Antes da conclusão do canal, um navio tinha que contornar o extremo sul da
América do Sul, uma rota muito mais longa e perigosa.
O mar ao redor do tempestuoso Cabo Horn foi durante
séculos um verdadeiro cemitério de navios. Milhares de marinheiros morreram e
inúmeros navios foram perdidos na região. Mas a passagem pelo Canal do Panamá
encurtou a viagem em mais de 13 mil quilômetros, economizando dinheiro e tempo.

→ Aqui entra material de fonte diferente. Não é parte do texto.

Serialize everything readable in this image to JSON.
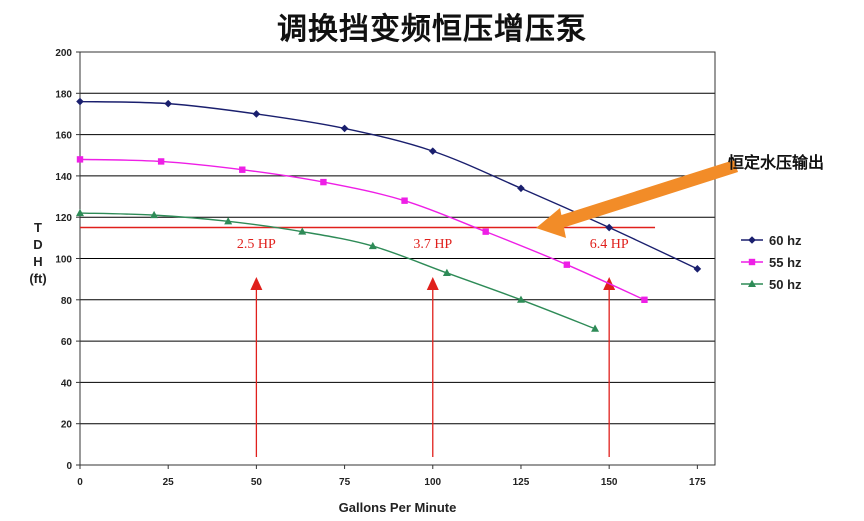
{
  "chart_data": {
    "type": "line",
    "title": "调换挡变频恒压增压泵",
    "xlabel": "Gallons Per Minute",
    "ylabel": [
      "T",
      "D",
      "H",
      "(ft)"
    ],
    "xlim": [
      0,
      180
    ],
    "ylim": [
      0,
      200
    ],
    "x_ticks": [
      0,
      25,
      50,
      75,
      100,
      125,
      150,
      175
    ],
    "y_ticks": [
      0,
      20,
      40,
      60,
      80,
      100,
      120,
      140,
      160,
      180,
      200
    ],
    "grid": "horizontal",
    "legend_position": "right",
    "series": [
      {
        "name": "60 hz",
        "color": "#1a1f6e",
        "marker": "diamond",
        "x": [
          0,
          25,
          50,
          75,
          100,
          125,
          150,
          175
        ],
        "y": [
          176,
          175,
          170,
          163,
          152,
          134,
          115,
          95
        ]
      },
      {
        "name": "55 hz",
        "color": "#ee1fe6",
        "marker": "square",
        "x": [
          0,
          23,
          46,
          69,
          92,
          115,
          138,
          160
        ],
        "y": [
          148,
          147,
          143,
          137,
          128,
          113,
          97,
          80
        ]
      },
      {
        "name": "50 hz",
        "color": "#2e8b57",
        "marker": "triangle",
        "x": [
          0,
          21,
          42,
          63,
          83,
          104,
          125,
          146
        ],
        "y": [
          122,
          121,
          118,
          113,
          106,
          93,
          80,
          66
        ]
      }
    ],
    "constant_pressure_line": {
      "y": 115,
      "x_start": 0,
      "x_end": 163,
      "color": "#e0201c"
    },
    "hp_markers": [
      {
        "label": "2.5 HP",
        "x": 50
      },
      {
        "label": "3.7 HP",
        "x": 100
      },
      {
        "label": "6.4 HP",
        "x": 150
      }
    ],
    "callout": {
      "text": "恒定水压输出",
      "color": "#f28c28"
    }
  }
}
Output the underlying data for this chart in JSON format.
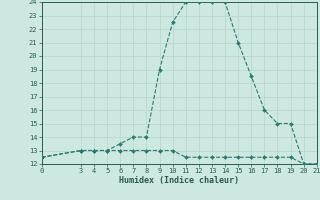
{
  "xlabel": "Humidex (Indice chaleur)",
  "x_line1": [
    0,
    3,
    4,
    5,
    6,
    7,
    8,
    9,
    10,
    11,
    12,
    13,
    14,
    15,
    16,
    17,
    18,
    19,
    20,
    21
  ],
  "y_line1": [
    12.5,
    13,
    13,
    13,
    13.5,
    14,
    14,
    19,
    22.5,
    24,
    24,
    24,
    24,
    21,
    18.5,
    16,
    15,
    15,
    12,
    12
  ],
  "x_line2": [
    0,
    3,
    4,
    5,
    6,
    7,
    8,
    9,
    10,
    11,
    12,
    13,
    14,
    15,
    16,
    17,
    18,
    19,
    20,
    21
  ],
  "y_line2": [
    12.5,
    13,
    13,
    13,
    13,
    13,
    13,
    13,
    13,
    12.5,
    12.5,
    12.5,
    12.5,
    12.5,
    12.5,
    12.5,
    12.5,
    12.5,
    12,
    12
  ],
  "line_color": "#2d7a6a",
  "bg_color": "#cce8e0",
  "grid_color": "#b8d8d0",
  "text_color": "#2d5a50",
  "ylim": [
    12,
    24
  ],
  "xlim": [
    0,
    21
  ],
  "yticks": [
    12,
    13,
    14,
    15,
    16,
    17,
    18,
    19,
    20,
    21,
    22,
    23,
    24
  ],
  "xticks": [
    0,
    3,
    4,
    5,
    6,
    7,
    8,
    9,
    10,
    11,
    12,
    13,
    14,
    15,
    16,
    17,
    18,
    19,
    20,
    21
  ]
}
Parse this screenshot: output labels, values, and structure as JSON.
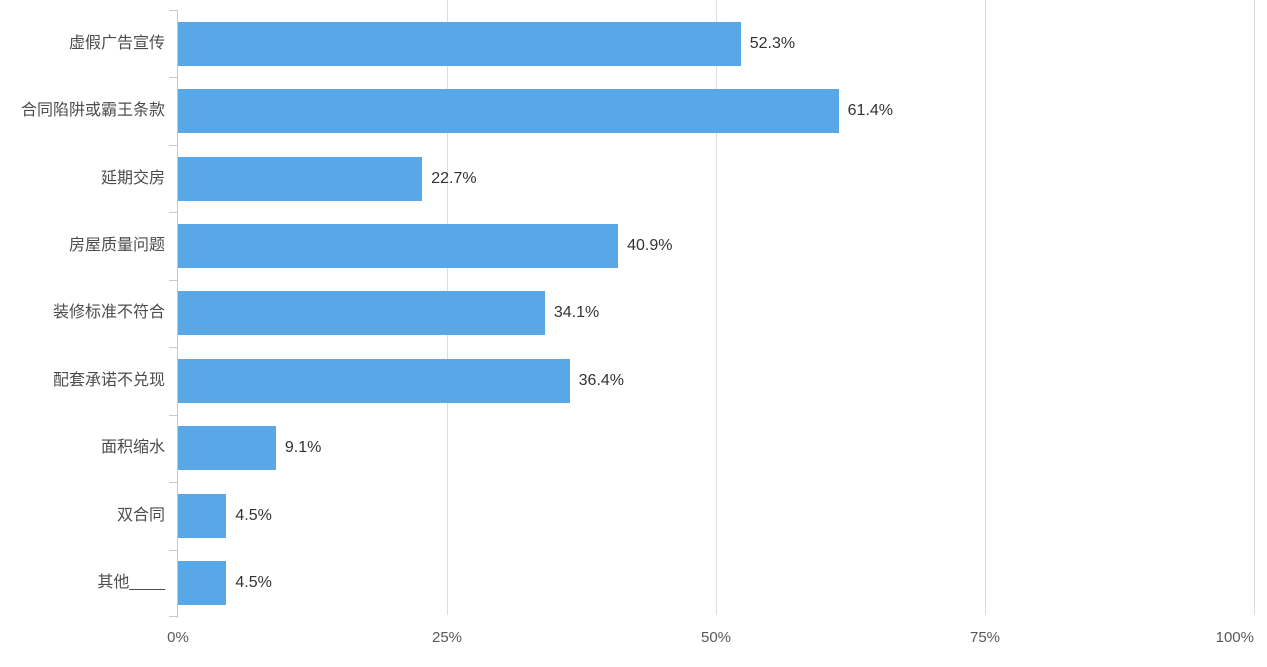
{
  "chart_data": {
    "type": "bar",
    "orientation": "horizontal",
    "title": "",
    "xlabel": "",
    "ylabel": "",
    "categories": [
      "虚假广告宣传",
      "合同陷阱或霸王条款",
      "延期交房",
      "房屋质量问题",
      "装修标准不符合",
      "配套承诺不兑现",
      "面积缩水",
      "双合同",
      "其他____"
    ],
    "values": [
      52.3,
      61.4,
      22.7,
      40.9,
      34.1,
      36.4,
      9.1,
      4.5,
      4.5
    ],
    "value_labels": [
      "52.3%",
      "61.4%",
      "22.7%",
      "40.9%",
      "34.1%",
      "36.4%",
      "9.1%",
      "4.5%",
      "4.5%"
    ],
    "xlim": [
      0,
      100
    ],
    "x_tick_values": [
      0,
      25,
      50,
      75,
      100
    ],
    "x_tick_labels": [
      "0%",
      "25%",
      "50%",
      "75%",
      "100%"
    ],
    "grid": "vertical-gridlines-on",
    "legend": "none"
  },
  "colors": {
    "bar": "#5aa7e8",
    "gridline": "#dddddd",
    "axis": "#c9c9c9",
    "category_label": "#4d4d4d",
    "value_label": "#333333",
    "tick_label": "#595959",
    "background": "#ffffff"
  }
}
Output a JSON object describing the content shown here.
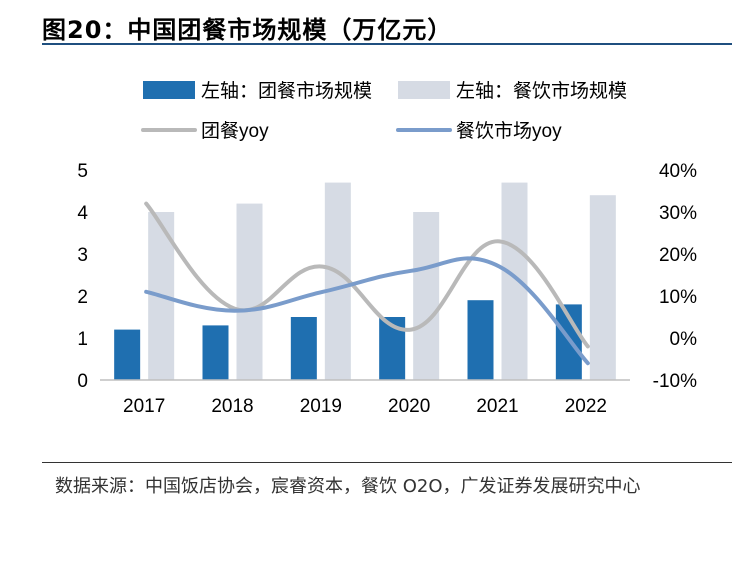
{
  "title": "图20：中国团餐市场规模（万亿元）",
  "source": "数据来源：中国饭店协会，宸睿资本，餐饮 O2O，广发证券发展研究中心",
  "colors": {
    "group_bar": "#1f6fb0",
    "catering_bar": "#d6dbe4",
    "group_yoy": "#b9b9b9",
    "catering_yoy": "#7a9ccb"
  },
  "chart_data": {
    "type": "bar",
    "categories": [
      "2017",
      "2018",
      "2019",
      "2020",
      "2021",
      "2022"
    ],
    "series": [
      {
        "name": "左轴：团餐市场规模",
        "kind": "bar",
        "axis": "left",
        "values": [
          1.2,
          1.3,
          1.5,
          1.5,
          1.9,
          1.8
        ]
      },
      {
        "name": "左轴：餐饮市场规模",
        "kind": "bar",
        "axis": "left",
        "values": [
          4.0,
          4.2,
          4.7,
          4.0,
          4.7,
          4.4
        ]
      },
      {
        "name": "团餐yoy",
        "kind": "line",
        "axis": "right",
        "values": [
          32,
          7,
          17,
          2,
          23,
          -2
        ]
      },
      {
        "name": "餐饮市场yoy",
        "kind": "line",
        "axis": "right",
        "values": [
          11,
          6.5,
          11,
          16,
          17,
          -6
        ]
      }
    ],
    "ylim_left": [
      0,
      5
    ],
    "ylim_right": [
      -10,
      40
    ],
    "yticks_left": [
      "0",
      "1",
      "2",
      "3",
      "4",
      "5"
    ],
    "yticks_right": [
      "-10%",
      "0%",
      "10%",
      "20%",
      "30%",
      "40%"
    ],
    "legend_position": "top",
    "grid": false
  }
}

Mas agora, a mudança climática parece estar
ameaçando essa rota. Cada vez que as eclusas do canal são abertas, milhões de
litros de água doce correm para o mar. Como consequência, o nível da água no
canal cai. Depois, essa água é reposta. No entanto, agora residentes,
conservacionistas e meteorologistas estão observando uma diminuição nas chuvas
na América Central como resultado da mudança climática. O que significa menos
água para o canal. E se a água doce que sai das eclusas do canal não puder mais
ser reposta, os grandes navios terão cada vez mais dificuldade para passar por
ele.
• De
onde vem toda essa água?
O Canal do Panamá usa tanta água doce porque os
navios precisam passar por uma dúzia de eclusas que os levam 26 metros para
cima e para baixo. Segundo a empresa de consultoria Everstream, que monitora e
avalia cadeias de suprimentos em nome de empresas internacionais, são
necessários cerca de 200 milhões de litros de água para cada passagem de navio
pelo canal.
Autoridade do Canal do Panamá, que é responsável
pela operação da via, emitiu severas restrições de calado nos últimos meses. O
calado de um navio é a distância entre a linha d'água e o fundo do navio. Essa
medição determina quanta água um navio precisa para navegar com segurança. Se
um navio é carregado com mercadorias pesadas, ele afunda mais criando, um
calado maior.
O calado operacional normal para o canal é de 15,24
metros. No início de maio, as autoridades divulgaram um ajuste de calado para
as eclusas Neo-Panamax – o termo se refere aos limites de tamanho de alguns dos
maiores navios que atravessam o canal – com base nos níveis de água projetados.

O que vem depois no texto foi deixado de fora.